Figure 2. A typical output of a simulation model shows cold room capacity.

"Scope creep" is very common when the model is demonstrated to different groups. With each demonstration comes a request to add yet another analysis or feature. This results in a time-consuming development effort and introduces difficulties in the operation of the model once it is complete. A complicated model is more susceptible to errors, slower to run, and usually requires more detailed inputs. This means that changes to inputs, either as part of standard maintenance (such as process changes, production mix, and volume changes) or as part of scenario analysis and planning, become more frequent and difficult to make. The result is a model that is less flexible and more difficult to use and may not be an effective planning tool overall. Additionally, a complicated model may be more difficult to verify since troubleshooting model inaccuracies can be challenging.

It is important to keep the model as simple as possible. With input from all key stakeholders, review the process flows and create a simplified version of the process that focuses on the most critical resources and operations. Avoid going to the other extreme of over simplification by getting concurrence of all key stakeholders.

Needless to say, potential errors must be carefully reviewed when making such assumptions. A piece of equipment that is not considered a bottleneck may turn out to be one (the simulation model can actually help in identifying these), or a noncritical operation may be keeping resources away from a critical one. Use care when deciding what should and shouldn't be modeled. In many cases, a small first-pass static model can be a good starting point for the more complex simulation model.

GENERAL VS. PRECISE DATA Similar to simplifying the flow, one needs to consider the amount of detail to be included within each step of the model. Most simulation packages allow a significant amount of detail for each operation. One example is the definition of the production demand for a modeled operation. You can define specific dates for the schedule (for example, "start lot A on Jan-5, lot B on Jan-9") or define demand on an interval-based schedule ("start one lot every 4 days"). Other examples are the size attributes that are assigned to production lots. Each lot can be specified in detail ("lot A is 50,000 vials of product AAA") or have attributes assigned by the model using a distribution based on the production mix ("on average, lots of AAA will be 50,000 vials with a random distribution").

While the use of precise data allows for more detailed planning and analysis based on the real production forecast, it also requires more data processing and consideration of factors that could otherwise be ignored or simplified (such as holidays, shift structures, and rotating schedules). The pros and cons must be considered against the objectives of the model to determine the right approach.

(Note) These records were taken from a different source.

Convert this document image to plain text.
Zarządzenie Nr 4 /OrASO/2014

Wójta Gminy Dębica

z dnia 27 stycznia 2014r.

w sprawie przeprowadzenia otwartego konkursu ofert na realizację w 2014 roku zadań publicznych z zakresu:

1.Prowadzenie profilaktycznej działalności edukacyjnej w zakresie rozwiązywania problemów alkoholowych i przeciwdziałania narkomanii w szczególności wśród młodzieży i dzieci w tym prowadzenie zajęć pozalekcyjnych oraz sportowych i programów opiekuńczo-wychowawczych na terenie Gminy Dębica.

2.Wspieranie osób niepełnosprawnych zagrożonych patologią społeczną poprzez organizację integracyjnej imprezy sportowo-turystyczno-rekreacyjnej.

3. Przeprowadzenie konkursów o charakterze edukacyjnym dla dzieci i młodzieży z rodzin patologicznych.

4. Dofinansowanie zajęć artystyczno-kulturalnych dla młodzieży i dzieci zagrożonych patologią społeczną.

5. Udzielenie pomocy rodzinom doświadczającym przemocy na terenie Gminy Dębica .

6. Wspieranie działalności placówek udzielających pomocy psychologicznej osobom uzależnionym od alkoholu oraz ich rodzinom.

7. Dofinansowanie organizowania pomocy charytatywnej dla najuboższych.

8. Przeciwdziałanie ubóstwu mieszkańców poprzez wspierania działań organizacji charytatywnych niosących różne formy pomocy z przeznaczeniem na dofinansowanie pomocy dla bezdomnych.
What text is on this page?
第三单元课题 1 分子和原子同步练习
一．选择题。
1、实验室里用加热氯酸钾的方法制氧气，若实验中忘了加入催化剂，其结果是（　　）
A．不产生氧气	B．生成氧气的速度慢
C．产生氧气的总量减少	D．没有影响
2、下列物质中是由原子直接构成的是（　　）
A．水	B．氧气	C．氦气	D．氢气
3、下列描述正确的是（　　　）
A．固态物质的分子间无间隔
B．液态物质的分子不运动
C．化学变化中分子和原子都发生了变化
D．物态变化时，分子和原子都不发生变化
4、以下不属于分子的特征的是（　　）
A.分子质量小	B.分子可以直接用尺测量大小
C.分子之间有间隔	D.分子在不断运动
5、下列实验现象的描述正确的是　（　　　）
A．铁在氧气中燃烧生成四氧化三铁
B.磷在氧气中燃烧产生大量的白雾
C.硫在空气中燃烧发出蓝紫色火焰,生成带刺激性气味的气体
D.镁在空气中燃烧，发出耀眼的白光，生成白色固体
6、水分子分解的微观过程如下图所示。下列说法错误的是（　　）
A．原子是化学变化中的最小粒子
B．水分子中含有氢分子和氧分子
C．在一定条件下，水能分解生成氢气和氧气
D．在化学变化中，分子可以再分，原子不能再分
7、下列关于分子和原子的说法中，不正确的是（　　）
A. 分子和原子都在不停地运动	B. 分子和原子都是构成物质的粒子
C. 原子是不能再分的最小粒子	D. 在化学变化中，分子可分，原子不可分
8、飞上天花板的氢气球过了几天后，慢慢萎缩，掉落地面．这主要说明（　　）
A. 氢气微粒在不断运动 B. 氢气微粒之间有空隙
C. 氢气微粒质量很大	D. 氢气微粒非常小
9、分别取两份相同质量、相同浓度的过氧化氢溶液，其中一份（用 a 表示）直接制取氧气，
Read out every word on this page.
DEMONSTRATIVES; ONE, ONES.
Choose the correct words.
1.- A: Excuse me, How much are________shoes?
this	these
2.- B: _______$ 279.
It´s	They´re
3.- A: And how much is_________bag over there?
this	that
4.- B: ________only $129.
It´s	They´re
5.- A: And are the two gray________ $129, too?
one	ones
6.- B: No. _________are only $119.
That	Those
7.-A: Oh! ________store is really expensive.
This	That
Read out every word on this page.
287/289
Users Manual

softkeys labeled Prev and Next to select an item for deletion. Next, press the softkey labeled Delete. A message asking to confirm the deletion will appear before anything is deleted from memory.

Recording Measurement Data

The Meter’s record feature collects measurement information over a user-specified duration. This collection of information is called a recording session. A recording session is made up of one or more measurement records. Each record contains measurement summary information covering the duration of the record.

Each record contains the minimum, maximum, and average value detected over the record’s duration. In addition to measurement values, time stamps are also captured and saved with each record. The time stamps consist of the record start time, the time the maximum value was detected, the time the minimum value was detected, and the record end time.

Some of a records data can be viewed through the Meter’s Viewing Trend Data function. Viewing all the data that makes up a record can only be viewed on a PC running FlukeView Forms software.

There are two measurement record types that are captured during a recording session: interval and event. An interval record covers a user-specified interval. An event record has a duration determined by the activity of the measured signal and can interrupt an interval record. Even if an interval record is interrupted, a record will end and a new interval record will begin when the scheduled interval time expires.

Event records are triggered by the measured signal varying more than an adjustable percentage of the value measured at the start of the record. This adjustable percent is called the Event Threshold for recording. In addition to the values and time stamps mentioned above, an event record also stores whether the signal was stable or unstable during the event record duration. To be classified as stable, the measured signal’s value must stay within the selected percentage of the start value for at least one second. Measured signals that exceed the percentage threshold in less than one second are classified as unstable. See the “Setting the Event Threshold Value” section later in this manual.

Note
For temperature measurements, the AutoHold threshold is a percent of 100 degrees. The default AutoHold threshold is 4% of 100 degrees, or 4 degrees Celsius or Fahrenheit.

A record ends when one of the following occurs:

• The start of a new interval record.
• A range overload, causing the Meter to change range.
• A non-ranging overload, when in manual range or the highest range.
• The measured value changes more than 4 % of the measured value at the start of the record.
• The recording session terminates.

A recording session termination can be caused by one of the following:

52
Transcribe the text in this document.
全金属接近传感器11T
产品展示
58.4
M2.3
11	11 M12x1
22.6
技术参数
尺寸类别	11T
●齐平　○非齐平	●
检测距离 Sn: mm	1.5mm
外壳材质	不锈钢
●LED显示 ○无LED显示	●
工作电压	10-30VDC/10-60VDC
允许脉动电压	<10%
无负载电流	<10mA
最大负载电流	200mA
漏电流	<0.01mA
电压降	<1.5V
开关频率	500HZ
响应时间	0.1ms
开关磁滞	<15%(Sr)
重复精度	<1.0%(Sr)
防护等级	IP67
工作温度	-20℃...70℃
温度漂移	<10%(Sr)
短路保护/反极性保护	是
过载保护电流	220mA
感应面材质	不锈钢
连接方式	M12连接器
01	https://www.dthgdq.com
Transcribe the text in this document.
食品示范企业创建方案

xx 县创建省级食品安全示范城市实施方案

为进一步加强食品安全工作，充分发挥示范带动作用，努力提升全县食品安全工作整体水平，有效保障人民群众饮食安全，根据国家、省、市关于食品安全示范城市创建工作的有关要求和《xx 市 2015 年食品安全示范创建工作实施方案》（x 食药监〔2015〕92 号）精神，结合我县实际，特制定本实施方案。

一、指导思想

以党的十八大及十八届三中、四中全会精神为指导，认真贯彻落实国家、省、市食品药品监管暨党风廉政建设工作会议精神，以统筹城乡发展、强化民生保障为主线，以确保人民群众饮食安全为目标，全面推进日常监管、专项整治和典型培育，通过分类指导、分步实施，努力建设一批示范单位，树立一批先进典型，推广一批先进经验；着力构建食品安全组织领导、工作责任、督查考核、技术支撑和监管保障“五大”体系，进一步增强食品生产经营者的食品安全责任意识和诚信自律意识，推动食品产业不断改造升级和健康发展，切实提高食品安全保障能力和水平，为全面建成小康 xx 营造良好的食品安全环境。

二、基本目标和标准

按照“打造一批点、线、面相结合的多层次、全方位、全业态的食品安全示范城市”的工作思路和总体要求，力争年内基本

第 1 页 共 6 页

MODEL VERIFICATION As with any other model, once the simulation model is created, it should be put through a rigorous verification process to guarantee its performance and accuracy. One good verification technique is to use historical performance data to test the model. After plugging in previous production plans, the user can then compare model results with actual production performance

Some simulation models are not robust. You must test the model in conditions that exceed the range of normal parameters (for instance, additional or fewer resources and higher or lower production volumes).

Since a simulation model considers variability that can randomly sway outcomes, a successful model should not be expected to reflect real-life performance case-by-case. Rather, it should show an accurate trend or average performance. For example, the cycle time for a specific lot may be different in simulation than on the floor due to built-in variability, but the average cycle time for several lots should be more accurate.

One of the key inputs for such models is not only average labor and equipment processing times for a given product, but the variability of those times. As in real life, the average is rarely, if ever, achieved. A model that accurately accounts for this reality can provide a better picture of the production needs.

MODEL MAINTAINANCE Over time, the modeled operation will change, and a formal process should be put in place to update the model. A valuable technique to make this manageable is to assign a model owner in charge of tracking all desired changes. These changes are reviewed semiannually or annually in the context of future operational strategy, and a short design process is initiated to clearly define the scope of the updated model.

Additionally, process data should be collected on an ongoing basis in order to maintain model integrity. Systems should be put in place to capture actual processing characteristics (averages and standard deviations) of key model steps. These figures should be periodically reviewed, and the model should be updated accordingly.

Simulation is a powerful tool that can offer many benefits if done right and used appropriately. Like most powerful tools, this one also needs to be handled with care. Knowing what the model is expected to achieve and correctly identifying the relevant variables and their behavior is the key to ensuring meaningful results.